Ethics and Statistics

Statistics is an important field because it helps us to understand the world so we can make decisions. Some of these decisions are micro-level decisions, like those surrounding the creditworthiness or the insurability of individual applicants. Others are larger decisions, like the US Federal Reserve assessing macroeconomic trends and making adjustments to monetary policy.

Given the importance of data and statistics in everyday life, it's no surprise that ethical issues arise. Decisions backed by statistics and machine learning (ML) impact the entire world population on a daily basis. It's important for both consumers and producers of statistical and ML methods to understand the associated ethical issues to avoid problems ranging from invalid conclusions to immoral and even illegal actions.

This is a large topic, and I can't hope to do it justice here. But I'll touch upon a couple of key topics: misleading uses of statistics and biased datasets.

Misleading uses of statistics

Statistics is complicated. The data are hard to see and the analyses and conclusions are unintuitive. Yet the appetite for statistical analyses is such that nearly everybody consumes them on a regular basis, and many people—both laypeople and experts—produce analyses too. This creates a situation where we need to be on guard against misleading uses of statistics.

More often than not, the improper use is unintended, as beginners, being beginners, will make rookie mistakes, such as confusing causation and correlation. But even more experienced practitioners make mistakes. Statistics is a very human endeavor.

But in some cases, people produce intentionally deceptive statistics. Some examples:

  • a student excluding the summer class she failed at the local community college when reporting her grade point average on a scholarship application
  • a researcher repeating an experiment a large number of times, with possibly minor variations, and then reporting on the one time it succeeded (also known as "data dredging" or "p-hacking")
  • a survey author asking questions in such a way as to nudge respondents in a certain direction (e.g., "Would you agree that...")
  • a media organization using misleading charts to promote a political opinion

Let's start with a classic example from xkcd.

Example: P-hacking

Significant.
"Significant." Used with kind permission from xkcd.

Here are some hypothetical examples of misleading charts. They're similar to real world examples, but I'm creating my own since the real ones are often political in nature, and I want to avoid that here.

Example: Misleading bar charts

Here's a bar chart showing the popularity of two hypothetical political candidates with an electorate:

Candidate popularity

Candidate A is much more popular than candidate B, right? But do you see anything odd?

Look at the y-axis. Notice how it starts at 46.5%. What happens if we change the axis so that it starts at 0%?

Candidate popularity

This presents a totally different picture. Candidate A is still more popular, but just barely.

But even with this improvement, this second chart is still somewhat misleading, because it looks like both candidates are pretty popular. That's because the top value on the y-axis is 60%. When we change it to 100%, a clearer picture emerges:

Candidate popularity

Now we can readily see that each candidate is popular with roughly half the electorate, with candidate A enjoying a small advantage.

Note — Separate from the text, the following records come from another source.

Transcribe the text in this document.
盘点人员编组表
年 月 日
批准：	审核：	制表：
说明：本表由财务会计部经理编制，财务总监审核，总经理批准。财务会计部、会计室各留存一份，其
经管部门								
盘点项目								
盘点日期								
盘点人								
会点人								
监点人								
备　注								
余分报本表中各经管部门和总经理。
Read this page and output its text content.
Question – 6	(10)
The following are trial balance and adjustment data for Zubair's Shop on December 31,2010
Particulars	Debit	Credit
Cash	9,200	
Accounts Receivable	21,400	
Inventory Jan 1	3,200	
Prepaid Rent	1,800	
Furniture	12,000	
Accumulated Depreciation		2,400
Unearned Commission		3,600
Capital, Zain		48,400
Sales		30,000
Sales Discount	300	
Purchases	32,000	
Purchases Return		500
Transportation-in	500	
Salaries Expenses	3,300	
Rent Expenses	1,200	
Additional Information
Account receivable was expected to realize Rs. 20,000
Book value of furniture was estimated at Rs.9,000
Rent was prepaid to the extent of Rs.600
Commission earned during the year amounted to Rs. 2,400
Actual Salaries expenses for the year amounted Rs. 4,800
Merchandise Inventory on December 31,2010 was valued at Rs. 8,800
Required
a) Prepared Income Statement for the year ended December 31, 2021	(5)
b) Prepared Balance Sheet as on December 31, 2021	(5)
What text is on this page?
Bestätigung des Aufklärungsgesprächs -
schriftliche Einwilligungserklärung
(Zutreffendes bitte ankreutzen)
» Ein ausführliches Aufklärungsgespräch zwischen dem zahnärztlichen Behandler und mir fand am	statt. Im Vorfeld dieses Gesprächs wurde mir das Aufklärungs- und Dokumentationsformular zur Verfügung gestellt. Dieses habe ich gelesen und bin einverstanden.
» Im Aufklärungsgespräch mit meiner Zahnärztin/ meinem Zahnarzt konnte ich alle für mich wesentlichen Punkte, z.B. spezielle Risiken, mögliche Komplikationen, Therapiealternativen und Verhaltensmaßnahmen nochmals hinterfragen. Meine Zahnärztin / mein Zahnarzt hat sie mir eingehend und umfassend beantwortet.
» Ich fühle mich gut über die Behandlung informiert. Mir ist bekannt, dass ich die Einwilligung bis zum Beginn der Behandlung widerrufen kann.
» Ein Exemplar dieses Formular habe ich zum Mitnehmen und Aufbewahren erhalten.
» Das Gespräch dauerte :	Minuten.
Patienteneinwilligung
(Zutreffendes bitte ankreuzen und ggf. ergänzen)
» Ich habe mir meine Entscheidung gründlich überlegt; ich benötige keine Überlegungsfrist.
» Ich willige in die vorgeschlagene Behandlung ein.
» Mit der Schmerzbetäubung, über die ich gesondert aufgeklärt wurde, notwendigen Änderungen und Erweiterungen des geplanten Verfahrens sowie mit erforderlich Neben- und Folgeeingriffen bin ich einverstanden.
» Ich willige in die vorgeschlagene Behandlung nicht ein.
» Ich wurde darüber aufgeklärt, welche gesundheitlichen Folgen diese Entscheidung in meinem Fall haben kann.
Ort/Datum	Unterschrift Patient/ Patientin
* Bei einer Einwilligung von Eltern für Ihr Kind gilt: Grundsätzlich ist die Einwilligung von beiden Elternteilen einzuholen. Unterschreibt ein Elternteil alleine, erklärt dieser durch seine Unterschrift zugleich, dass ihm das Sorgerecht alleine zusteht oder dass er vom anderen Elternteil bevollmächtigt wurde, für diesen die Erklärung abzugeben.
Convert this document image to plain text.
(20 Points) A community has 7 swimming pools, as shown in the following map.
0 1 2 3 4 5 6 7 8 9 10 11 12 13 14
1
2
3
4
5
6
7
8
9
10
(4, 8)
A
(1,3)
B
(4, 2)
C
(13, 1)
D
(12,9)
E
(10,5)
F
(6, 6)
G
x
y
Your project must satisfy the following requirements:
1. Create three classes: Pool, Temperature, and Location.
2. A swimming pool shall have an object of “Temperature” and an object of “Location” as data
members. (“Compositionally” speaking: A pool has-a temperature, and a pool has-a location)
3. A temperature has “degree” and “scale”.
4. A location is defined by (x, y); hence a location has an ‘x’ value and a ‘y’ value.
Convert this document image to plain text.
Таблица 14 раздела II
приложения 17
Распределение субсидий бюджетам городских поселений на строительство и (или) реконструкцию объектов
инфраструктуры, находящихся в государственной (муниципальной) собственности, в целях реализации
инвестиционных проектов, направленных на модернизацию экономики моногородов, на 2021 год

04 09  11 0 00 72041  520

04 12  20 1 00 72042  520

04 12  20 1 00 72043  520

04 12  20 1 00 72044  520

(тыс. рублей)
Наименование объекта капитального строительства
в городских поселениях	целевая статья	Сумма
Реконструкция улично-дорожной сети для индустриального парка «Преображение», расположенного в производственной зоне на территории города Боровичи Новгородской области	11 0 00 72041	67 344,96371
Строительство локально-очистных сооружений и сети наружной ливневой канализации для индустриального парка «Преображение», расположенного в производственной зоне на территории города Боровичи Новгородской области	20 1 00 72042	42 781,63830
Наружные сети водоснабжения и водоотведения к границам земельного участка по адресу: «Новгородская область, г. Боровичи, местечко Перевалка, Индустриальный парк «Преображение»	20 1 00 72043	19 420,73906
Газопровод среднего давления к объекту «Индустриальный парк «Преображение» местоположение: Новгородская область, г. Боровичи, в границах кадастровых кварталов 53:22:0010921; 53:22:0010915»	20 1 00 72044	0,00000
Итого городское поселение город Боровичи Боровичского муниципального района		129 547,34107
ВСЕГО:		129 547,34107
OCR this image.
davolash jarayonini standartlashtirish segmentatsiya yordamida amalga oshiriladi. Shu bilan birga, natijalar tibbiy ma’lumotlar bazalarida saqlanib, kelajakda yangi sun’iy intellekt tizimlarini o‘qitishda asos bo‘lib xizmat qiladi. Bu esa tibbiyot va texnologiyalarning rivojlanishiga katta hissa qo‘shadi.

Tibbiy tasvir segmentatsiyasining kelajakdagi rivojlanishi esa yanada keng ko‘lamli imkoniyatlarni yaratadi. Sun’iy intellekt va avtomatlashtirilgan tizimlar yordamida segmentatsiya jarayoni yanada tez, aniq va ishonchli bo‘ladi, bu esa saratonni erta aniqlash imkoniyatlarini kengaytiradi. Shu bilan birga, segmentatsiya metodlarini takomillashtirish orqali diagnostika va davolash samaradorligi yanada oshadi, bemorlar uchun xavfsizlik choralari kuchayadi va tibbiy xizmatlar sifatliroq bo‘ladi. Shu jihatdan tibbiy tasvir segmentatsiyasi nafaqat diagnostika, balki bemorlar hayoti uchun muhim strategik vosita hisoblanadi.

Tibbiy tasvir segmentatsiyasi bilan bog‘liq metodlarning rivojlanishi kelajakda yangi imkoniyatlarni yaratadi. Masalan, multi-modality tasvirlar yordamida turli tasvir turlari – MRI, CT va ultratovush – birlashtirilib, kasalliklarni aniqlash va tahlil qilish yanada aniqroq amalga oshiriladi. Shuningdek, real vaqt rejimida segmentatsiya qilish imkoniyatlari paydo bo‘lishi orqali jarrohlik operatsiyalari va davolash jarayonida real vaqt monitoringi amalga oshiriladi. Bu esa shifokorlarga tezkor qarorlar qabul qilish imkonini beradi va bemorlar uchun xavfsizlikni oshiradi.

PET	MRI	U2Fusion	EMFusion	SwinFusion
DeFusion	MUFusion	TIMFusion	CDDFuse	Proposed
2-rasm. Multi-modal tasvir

I've seen misleading bar charts like the above many times, even in the "official" news media. It isn't always intentional. In fact, Excel's default auto-scaling produced the first chart of the three charts. But sometimes it's absolutely intentional. Either way, it's important to pay attention to bar chart scales to avoid being duped.

Let's look at one example of a misleading chart.

Example: A misleading pictograph

In 2016, the year-end incarceration rate per 100,000 adults for Texas was 1,050, and for Washington state it was 530. (Source) Here's a pictograph that presents these data:

Incarceration rates for Texas and Washington state

See any issues?

Well, one major issue is the following: even though the count for Texas is essentially twice that of Washington state, the prisoner icon is four times larger! The reason is that doubling the prisoner width and height squares the area. (We double the height of the Texas icon because the count is twice that of Washington state, and we double the width to maintain visual proportionality.) This compares Texas and Washington in a highly misleading way.

These examples give you a sense for how we can mislead one another with statistics, whether intentionally or not. This happens all the time, and it's key to be vigilant when producing and consuming statistics.

Now let's consider a second area in the intersection between ethics and statistics, which is biased datasets.

Biased datasets

A second area of concern in statistical (and machine learning) methods is biased datasets. This is where the dataset either includes or else fails to include information that leads to decisions that are problematic in some way: possibly misleading, unfair or even illegal. Such bias can additionally lead to public relations nightmares for the associated organizations.

One common case is where a dataset doesn't contain sufficiently diverse data. Statistical and machine learning models depend crucially on the data they consume, and if certain types of data are limited in number or missing, or have include dubious correlations, the model's performance will generally suffer.

Here is a very partial set of examples of the phenomena in question:

Obviously, the errors above were unintentional and deeply embarrassing to the companies in question. Misbehavior of the sort described above is hurtful and can perpetuate negative stereotypes. In other cases, incorrect model performance can lead to wrongful and potentially illegal rejection of lending or insurance applications, improper assessment of risk of criminal recidivism, and so forth.

Users of statistical and machine learning methods should be aware of the issues surrounding biased datasets, and be on guard against such bias.